JAKARTA - Eksodus besar-besaran ke negara maju diramalkan akan terjadi pada 2050. Penelitian terbaru Institute for Economics and Peace (IEP) menyebut sejumlah hal yang akan jadi pemicu pergerakan manusia itu, mulai dari pertumbuhan populasi yang tak terkendali, bencana alam, hingga kurangnya akses terhadap air dan makanan.

Melansir Reuters, Rabu, 9 September, perkiraan itu diyakini oleh IEP karena melihat realita populasi dunia yang semakin meningkat. Tercatat, total populasi dunia akan mencapai sepuluh miliar pada tahun 2050.

Oleh sebab itu, perebutan sumber daya yang memicu konflik jadi hal yang tak dapat dihindari. Sebab, penelitian tersebut menunjukkan sebuah konflik dapat menyebabkan 1,2 miliar orang yang tinggal di daerah rentan, seperti Afrika, Asia Tengah, dan Timur Tengah, yang mungkin dipaksa mengungsi pada tahun 2050.

Fakta di atas bukanlah pepesan kosong belaka. Pada 2019, contohnya. Di tahun itu telah terjadi pengungsian sekitar 30 juta orang yang disebabkan oleh faktor ekologi dan konflik, di mana sederet pengungsi banyak berasal dari negara berkembang.

“Ini akan memiliki dampak sosial dan politik yang besar, tidak hanya di negara berkembang, tetapi juga di negara maju karena perpindahan massal akan menyebabkan arus pengungsi yang lebih besar ke negara-negara paling maju,” kata pendiri IEP, Steve Killelea.

Killelea menambahkan bahwa dunia sekarang hanya memiliki 60 persen lebih sedikit air bersih, dibanding 50 tahun yang lalu.
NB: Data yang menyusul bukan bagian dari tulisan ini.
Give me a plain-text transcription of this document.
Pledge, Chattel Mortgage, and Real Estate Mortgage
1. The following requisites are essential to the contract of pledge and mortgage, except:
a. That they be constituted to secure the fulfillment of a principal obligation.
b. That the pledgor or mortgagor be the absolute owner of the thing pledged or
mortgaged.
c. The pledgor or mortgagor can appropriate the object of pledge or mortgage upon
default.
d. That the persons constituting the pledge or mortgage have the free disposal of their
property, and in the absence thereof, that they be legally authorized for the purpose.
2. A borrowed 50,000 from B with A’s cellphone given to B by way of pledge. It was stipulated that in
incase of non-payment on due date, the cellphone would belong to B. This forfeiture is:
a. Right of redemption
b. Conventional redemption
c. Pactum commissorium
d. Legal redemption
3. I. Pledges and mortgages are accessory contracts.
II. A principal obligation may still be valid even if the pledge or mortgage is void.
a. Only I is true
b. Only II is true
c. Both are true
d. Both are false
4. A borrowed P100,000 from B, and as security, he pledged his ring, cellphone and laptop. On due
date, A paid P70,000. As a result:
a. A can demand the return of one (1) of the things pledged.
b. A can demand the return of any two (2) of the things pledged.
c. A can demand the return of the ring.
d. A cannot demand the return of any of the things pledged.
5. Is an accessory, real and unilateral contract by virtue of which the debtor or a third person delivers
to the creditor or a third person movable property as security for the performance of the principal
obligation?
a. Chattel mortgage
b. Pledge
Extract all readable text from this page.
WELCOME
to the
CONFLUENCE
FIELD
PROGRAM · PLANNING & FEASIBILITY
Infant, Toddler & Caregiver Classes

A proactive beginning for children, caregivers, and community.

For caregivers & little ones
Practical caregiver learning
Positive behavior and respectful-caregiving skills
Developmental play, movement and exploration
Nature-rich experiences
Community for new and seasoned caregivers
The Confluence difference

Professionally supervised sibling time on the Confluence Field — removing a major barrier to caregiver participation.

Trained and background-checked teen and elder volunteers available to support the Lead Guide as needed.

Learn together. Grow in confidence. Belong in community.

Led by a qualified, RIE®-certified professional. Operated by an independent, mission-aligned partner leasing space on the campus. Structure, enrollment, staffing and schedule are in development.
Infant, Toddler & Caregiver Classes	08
Sementara, permintaan akan makanan diperkirakan akan naik 50 persen dalam 30 tahun ke depan, yang sebagian besar didorong oleh perluasan kelas menengah di Asia.

Kendati demikian ancaman tersebut IEP bagi dalam dua kategori besar. Pertama, ancaman karena kerawanan pangan, kelangkaan air, dan pertumbuhan populasi. Kedua, ancaman yang berasal dari bencana alam termasuk banjir, kekeringan, angin topan, beserta naiknya permukaan air laut.

Negara paling terancam

IEP juga menyebut negara yang paling terancam kelangkaan air dalam beberapa dekade mendatang, antara lain India dan China. Sisanya akan menghadapi ancaman ekologis parah, antara lain seperti Pakistan, Iran, Kenya, dan Madagaskar.

"Negara-negara ini secara luas sekarang tetapi memiliki resiko yang tinggi terhadap ancaman ekologis, yang berarti mereka berada pada risiko keruntuhan yang lebih tinggi di masa depan," ungkap laporan tersebut.

Seperti diketahui, IEP merupakan sebuah wadah pemikir yang banyak berbicara perihal terorisme dan perdamaian dunia. Penelitian mereka kali ini telah membantu khalayak luas untuk melihat negara mana yang memiliki resiko paling tinggi terkena ancaman ekologi.